Negar isso, mais do que uma grande burrice, é cometer, por omissão, o crime de genocídio. Como o holocausto, praticado contra milhões de judeus.

Do outro lado, não sejamos hipócritas e demagogos de achar que, pelo fato de alguns de nós estarmos seguramente isolados dentro de nossas casas, milhões de pessoas não correm o risco de não ter o que comer, e morrer de diversas outras formas que a miséria e pobreza absolutas podem causar.

Aconteça o que acontecer, vamos vencer mais esse grande desafio.

Ao contrário dos chamados “profetas do apocalipse”, que sempre apostam no fim do mundo, eu creio no meu Deus, que detém, para Si, o poder de vida e morte sobre as pessoas.

E acredito na força dos povos, mulheres e homens, que querem mais do que sobreviver. Querem vencer e seguir lutando por um mundo melhor.

Aconteça, pois, o que acontecer, nunca mais a humanidade será a mesma. Será muito melhor!

Tenho muito orgulho de ser brasileiro. Um povo corajoso, brioso, criativo e bem-humorado, que não se deixará manipular, nem pelos que tentam negar o óbvio, nem pelos que querem aproveitar os lucros de uma catástrofe econômica.

Todos sabemos que é perigoso sair às ruas. Os que o fazem, não negam a existência e letalidade desse vírus. Lutam para encher suas latas de comida. E ninguém tem o direito de questionar tal direito à sobrevivência.
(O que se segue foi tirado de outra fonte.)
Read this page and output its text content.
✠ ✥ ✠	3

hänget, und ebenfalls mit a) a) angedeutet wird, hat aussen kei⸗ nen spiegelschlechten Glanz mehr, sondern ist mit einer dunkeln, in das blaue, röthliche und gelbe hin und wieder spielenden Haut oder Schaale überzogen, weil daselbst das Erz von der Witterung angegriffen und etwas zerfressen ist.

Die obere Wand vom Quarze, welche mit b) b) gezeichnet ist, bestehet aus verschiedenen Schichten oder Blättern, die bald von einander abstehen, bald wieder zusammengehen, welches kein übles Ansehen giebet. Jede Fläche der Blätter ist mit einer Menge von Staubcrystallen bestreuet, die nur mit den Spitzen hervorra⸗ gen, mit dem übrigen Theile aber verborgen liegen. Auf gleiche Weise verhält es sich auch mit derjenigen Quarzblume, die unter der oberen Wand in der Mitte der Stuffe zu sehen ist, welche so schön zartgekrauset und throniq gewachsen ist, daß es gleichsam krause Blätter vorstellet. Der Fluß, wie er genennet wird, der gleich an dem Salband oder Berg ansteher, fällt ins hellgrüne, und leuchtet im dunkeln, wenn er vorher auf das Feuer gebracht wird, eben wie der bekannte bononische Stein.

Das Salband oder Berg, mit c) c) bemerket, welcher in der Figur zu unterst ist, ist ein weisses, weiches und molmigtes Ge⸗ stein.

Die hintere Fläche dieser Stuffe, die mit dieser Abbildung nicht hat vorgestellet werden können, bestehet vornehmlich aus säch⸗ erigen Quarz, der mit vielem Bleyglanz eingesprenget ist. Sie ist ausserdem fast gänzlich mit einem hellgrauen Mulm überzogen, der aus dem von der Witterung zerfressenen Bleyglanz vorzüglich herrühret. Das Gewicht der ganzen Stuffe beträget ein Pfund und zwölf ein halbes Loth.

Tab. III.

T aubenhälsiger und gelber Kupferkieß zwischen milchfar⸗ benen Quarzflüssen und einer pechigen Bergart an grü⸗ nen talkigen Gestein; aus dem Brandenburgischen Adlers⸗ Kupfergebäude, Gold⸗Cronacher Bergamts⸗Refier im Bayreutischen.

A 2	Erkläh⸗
Por isso vamos, nós, JUNTOS, construir esse Estado forte, ainda que ele não exista, nesse momento. A base, o alicerce de uma sociedade vigorosa, que enfrenta seus desafios com atitude e dignidade, é, e sempre será o POVO.
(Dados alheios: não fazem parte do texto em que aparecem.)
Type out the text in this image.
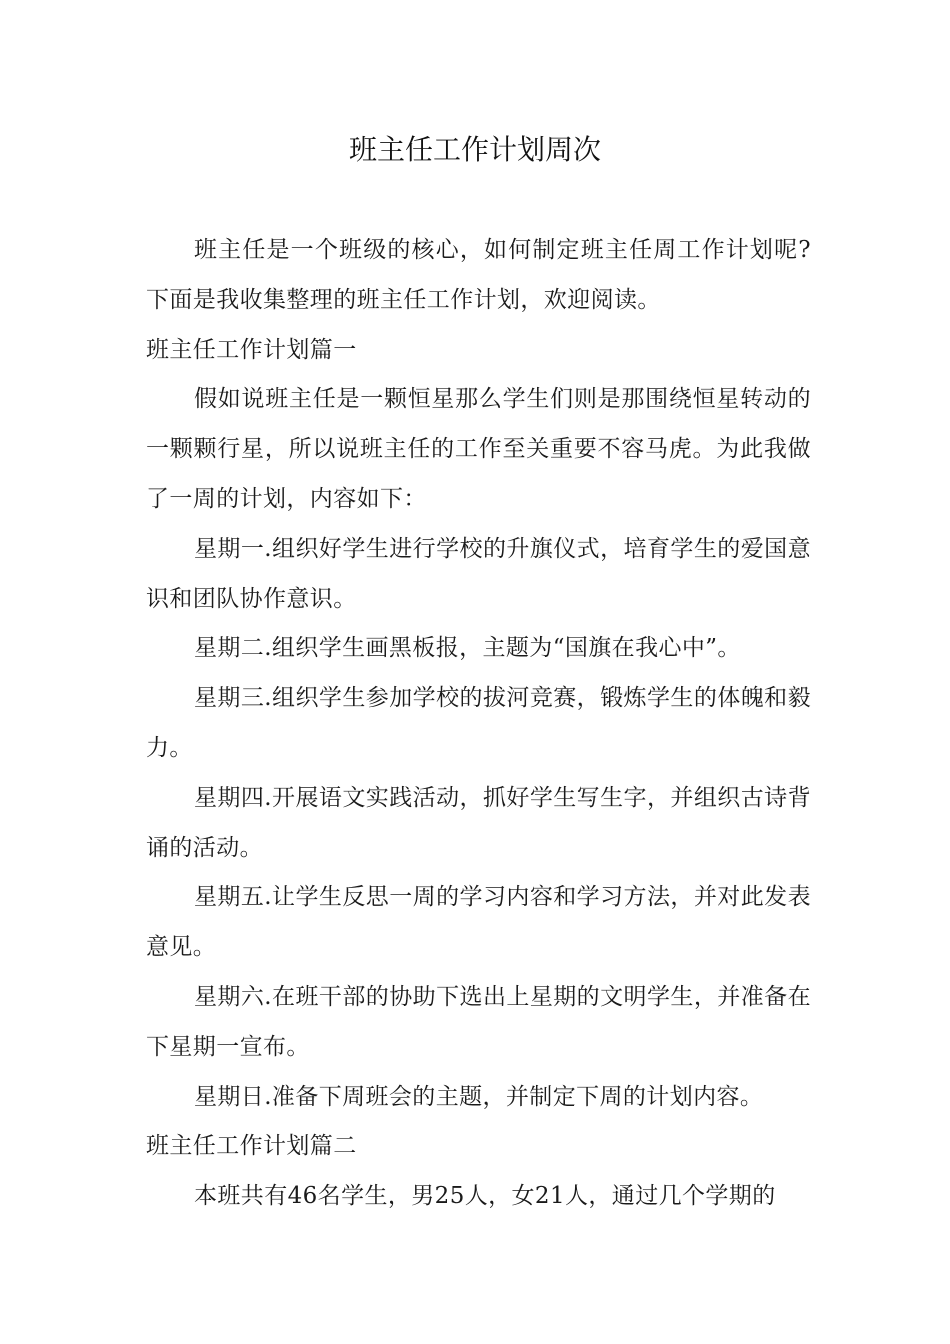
班主任工作计划周次

班主任是一个班级的核心，如何制定班主任周工作计划呢?下面是我收集整理的班主任工作计划，欢迎阅读。

班主任工作计划篇一

假如说班主任是一颗恒星那么学生们则是那围绕恒星转动的一颗颗行星，所以说班主任的工作至关重要不容马虎。为此我做了一周的计划，内容如下：

星期一.组织好学生进行学校的升旗仪式，培育学生的爱国意识和团队协作意识。

星期二.组织学生画黑板报，主题为“国旗在我心中”。

星期三.组织学生参加学校的拔河竞赛，锻炼学生的体魄和毅力。

星期四.开展语文实践活动，抓好学生写生字，并组织古诗背诵的活动。

星期五.让学生反思一周的学习内容和学习方法，并对此发表意见。

星期六.在班干部的协助下选出上星期的文明学生，并准备在下星期一宣布。

星期日.准备下周班会的主题，并制定下周的计划内容。

班主任工作计划篇二

本班共有46名学生，男25人，女21人，通过几个学期的
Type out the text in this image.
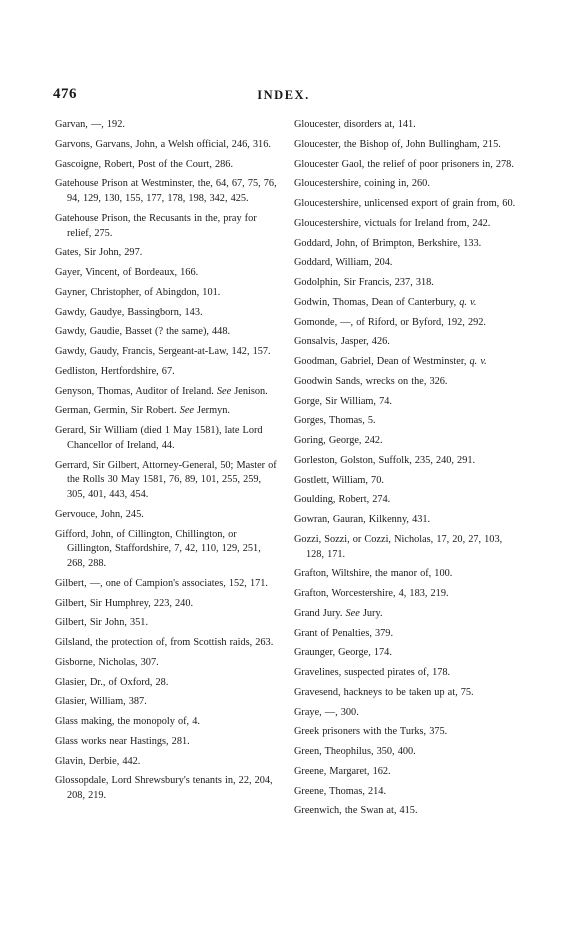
476	INDEX.
Garvan, —, 192.
Garvons, Garvans, John, a Welsh official, 246, 316.
Gascoigne, Robert, Post of the Court, 286.
Gatehouse Prison at Westminster, the, 64, 67, 75, 76, 94, 129, 130, 155, 177, 178, 198, 342, 425.
Gatehouse Prison, the Recusants in the, pray for relief, 275.
Gates, Sir John, 297.
Gayer, Vincent, of Bordeaux, 166.
Gayner, Christopher, of Abingdon, 101.
Gawdy, Gaudye, Bassingborn, 143.
Gawdy, Gaudie, Basset (? the same), 448.
Gawdy, Gaudy, Francis, Sergeant-at-Law, 142, 157.
Gedliston, Hertfordshire, 67.
Genyson, Thomas, Auditor of Ireland. See Jenison.
German, Germin, Sir Robert. See Jermyn.
Gerard, Sir William (died 1 May 1581), late Lord Chancellor of Ireland, 44.
Gerrard, Sir Gilbert, Attorney-General, 50; Master of the Rolls 30 May 1581, 76, 89, 101, 255, 259, 305, 401, 443, 454.
Gervouce, John, 245.
Gifford, John, of Cillington, Chillington, or Gillington, Staffordshire, 7, 42, 110, 129, 251, 268, 288.
Gilbert, —, one of Campion's associates, 152, 171.
Gilbert, Sir Humphrey, 223, 240.
Gilbert, Sir John, 351.
Gilsland, the protection of, from Scottish raids, 263.
Gisborne, Nicholas, 307.
Glasier, Dr., of Oxford, 28.
Glasier, William, 387.
Glass making, the monopoly of, 4.
Glass works near Hastings, 281.
Glavin, Derbie, 442.
Glossopdale, Lord Shrewsbury's tenants in, 22, 204, 208, 219.
Gloucester, disorders at, 141.
Gloucester, the Bishop of, John Bullingham, 215.
Gloucester Gaol, the relief of poor prisoners in, 278.
Gloucestershire, coining in, 260.
Gloucestershire, unlicensed export of grain from, 60.
Gloucestershire, victuals for Ireland from, 242.
Goddard, John, of Brimpton, Berkshire, 133.
Goddard, William, 204.
Godolphin, Sir Francis, 237, 318.
Godwin, Thomas, Dean of Canterbury, q. v.
Gomonde, —, of Riford, or Byford, 192, 292.
Gonsalvis, Jasper, 426.
Goodman, Gabriel, Dean of Westminster, q. v.
Goodwin Sands, wrecks on the, 326.
Gorge, Sir William, 74.
Gorges, Thomas, 5.
Goring, George, 242.
Gorleston, Golston, Suffolk, 235, 240, 291.
Gostlett, William, 70.
Goulding, Robert, 274.
Gowran, Gauran, Kilkenny, 431.
Gozzi, Sozzi, or Cozzi, Nicholas, 17, 20, 27, 103, 128, 171.
Grafton, Wiltshire, the manor of, 100.
Grafton, Worcestershire, 4, 183, 219.
Grand Jury. See Jury.
Grant of Penalties, 379.
Graunger, George, 174.
Gravelines, suspected pirates of, 178.
Gravesend, hackneys to be taken up at, 75.
Graye, —, 300.
Greek prisoners with the Turks, 375.
Green, Theophilus, 350, 400.
Greene, Margaret, 162.
Greene, Thomas, 214.
Greenwich, the Swan at, 415.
Vamos, cada um de nós, fazer a nossa parte. Mesmo que ainda não saibamos qual parte nos cabe nesse momento tão confuso. Vamos nos unir em AÇÕES e ORAÇÕES! Posso lhes garantir que, na história de minha vida, essa combinação nunca falhou. E não vai ser agora que isso acontecerá.

Que Deus nos abençoe, a todos, inclusive os que Nele não creem. Essa é, pois, a grande misericórdia divina: a certeza da proteção de um Pai maior, que ama todos os filhos, mas protege a todos, estando sempre de braços abertos para receber aqueles que ainda não O conhecem!

Vamos vencer!

Que Deus nos abençoe a todos!

André Mansur Brandão
Advogado

Belo Horizonte (MG), 28 de março de 2020.